The portentous gloom of “In the Machine” makes it the most ponderous of the three pieces here. But it also makes for a nice parable about the anxieties of the industrial age – and the theme of paranoia runs deeper as the novel progresses. In the second story, “The Children’s Crusade,” the time is now, with New York City enshrouded in dread by the still-fresh World Trade Center attack. The protagonist is Cat, a forensic psychologist who works with the FBI, logging and interpreting terrorist threats. A group of child suicide bombers are striking at random throughout the city, and they share an obsession with the poetry of Whitman – and with Cat, who’s drawn into their eerie campaign.
The final section, “Like Beauty,” is set about 120 years from now, in a distinctly dystopian New York. A sinister private-sector plutocracy calls the shots, and the city has become a kind of theme park. Simon, a sentient android, makes his living as local colour for the tourist trade, simulating muggings on demand (shades here of the stories of George Saunders). But it turns out that Simon’s creator imprinted him with a hidden homing impulse, and when it kicks in, Simon flees New York for Colorado in search of his maker – in the company of Catareen, a female lizardlike creature from another planet.

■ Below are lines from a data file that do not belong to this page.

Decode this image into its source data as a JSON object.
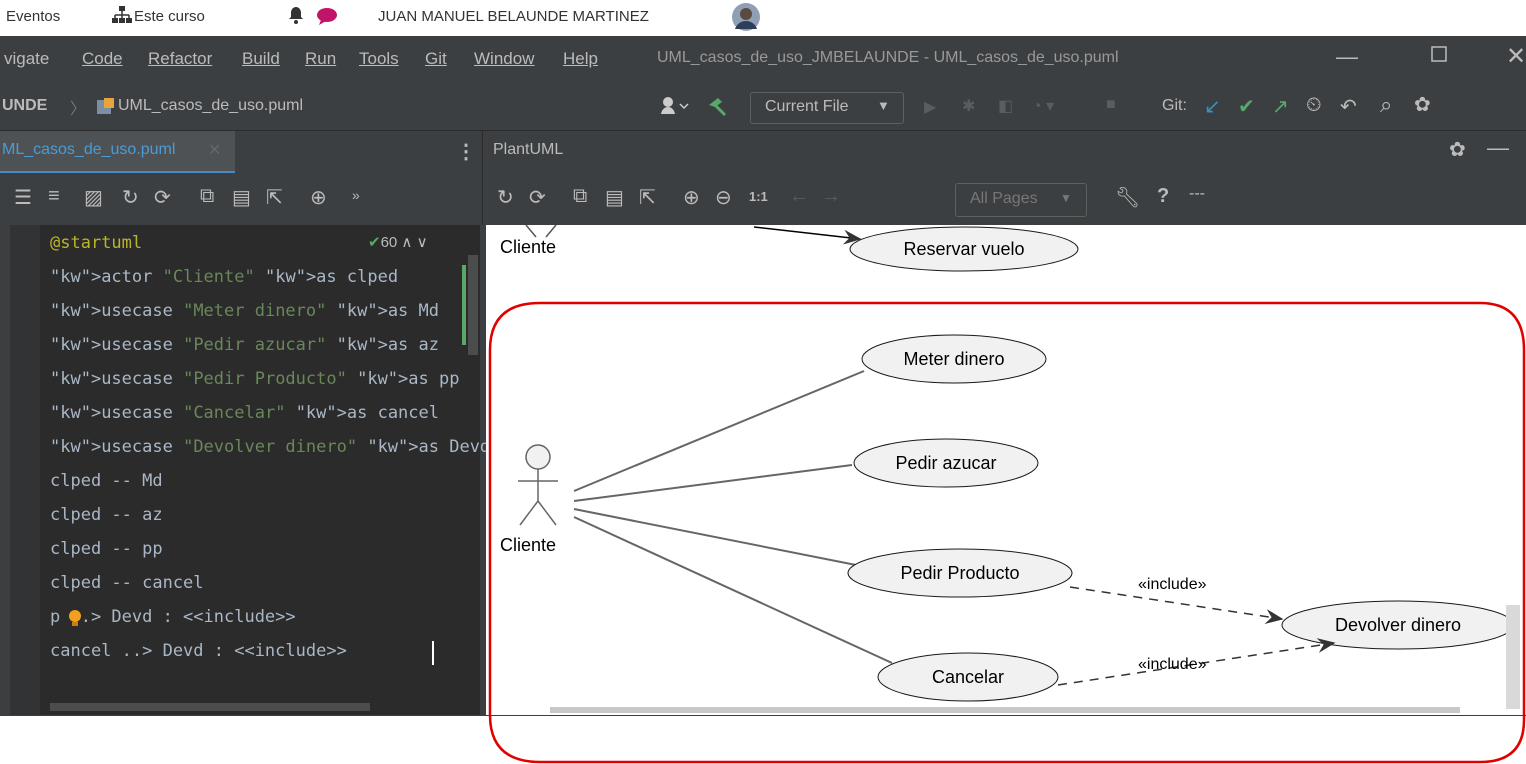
{
  "webbar": {
    "eventos": "Eventos",
    "este_curso": "Este curso",
    "user_name": "JUAN MANUEL BELAUNDE MARTINEZ"
  },
  "menubar": {
    "items": [
      {
        "label": "vigate"
      },
      {
        "label": "Code"
      },
      {
        "label": "Refactor"
      },
      {
        "label": "Build"
      },
      {
        "label": "Run"
      },
      {
        "label": "Tools"
      },
      {
        "label": "Git"
      },
      {
        "label": "Window"
      },
      {
        "label": "Help"
      }
    ],
    "window_title": "UML_casos_de_uso_JMBELAUNDE - UML_casos_de_uso.puml"
  },
  "navbar": {
    "project": "UNDE",
    "file": "UML_casos_de_uso.puml",
    "run_config": "Current File",
    "git_label": "Git:"
  },
  "editor_tab": {
    "label": "ML_casos_de_uso.puml"
  },
  "plantuml_panel": {
    "title": "PlantUML",
    "zoom_label": "1:1",
    "pages_select": "All Pages",
    "more": "---",
    "help": "?"
  },
  "editor": {
    "problems_count": "60",
    "lines": [
      "@startuml",
      "actor \"Cliente\" as clped",
      "usecase \"Meter dinero\" as Md",
      "usecase \"Pedir azucar\" as az",
      "usecase \"Pedir Producto\" as pp",
      "usecase \"Cancelar\" as cancel",
      "usecase \"Devolver dinero\" as Devd",
      "clped -- Md",
      "clped -- az",
      "clped -- pp",
      "clped -- cancel",
      "p ..> Devd : <<include>>",
      "cancel ..> Devd : <<include>>"
    ]
  },
  "diagram": {
    "top_actor": "Cliente",
    "top_usecase": "Reservar vuelo",
    "actor": "Cliente",
    "usecases": {
      "md": "Meter dinero",
      "az": "Pedir azucar",
      "pp": "Pedir Producto",
      "cancel": "Cancelar",
      "devd": "Devolver dinero"
    },
    "include_1": "«include»",
    "include_2": "«include»",
    "highlight_color": "#e00000"
  }
}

The vision of the future here is a familiar one, from its jargon (“hoverpods” float by overhead) to its facile satire (children are named “Tomcruise” and “Katemoss”). But if Cunningham doesn’t exactly reinvent his genres in Specimen Days, he does show a certain fluency in them. “The Children’s Crusade” subtly escalates the suspense, as Cat’s own safety is compromised, while “Like Beauty” deftly avoids overexposition, parsing out just enough detail about the state of the world circa 2120 to keep the story coherent.
Ultimately, though, the novel shows little cumulative power, mainly because of the handling of the Whitman motif. The Leaves of Grass quotations that various characters spout are lovely in and of themselves, but the poet’s influence never really seems encoded in the novel’s DNA. And Whitman’s relation to the overall theme – the search for beauty and transcendence in an age of everyday dehumanization – remains superficial.
Again, in fact, the advantage goes to Cloud Atlas. Mitchell focused on the battle between altruism and avarice within human nature, and while his message wasn’t necessarily any more profound than Cunningham’s, it seemed more vivid and deeply felt, rooted in character rather than abstract ideas. Specimen Days, which essentially presents good people battling the vague and faceless spirit of the age, is not nearly as haunting.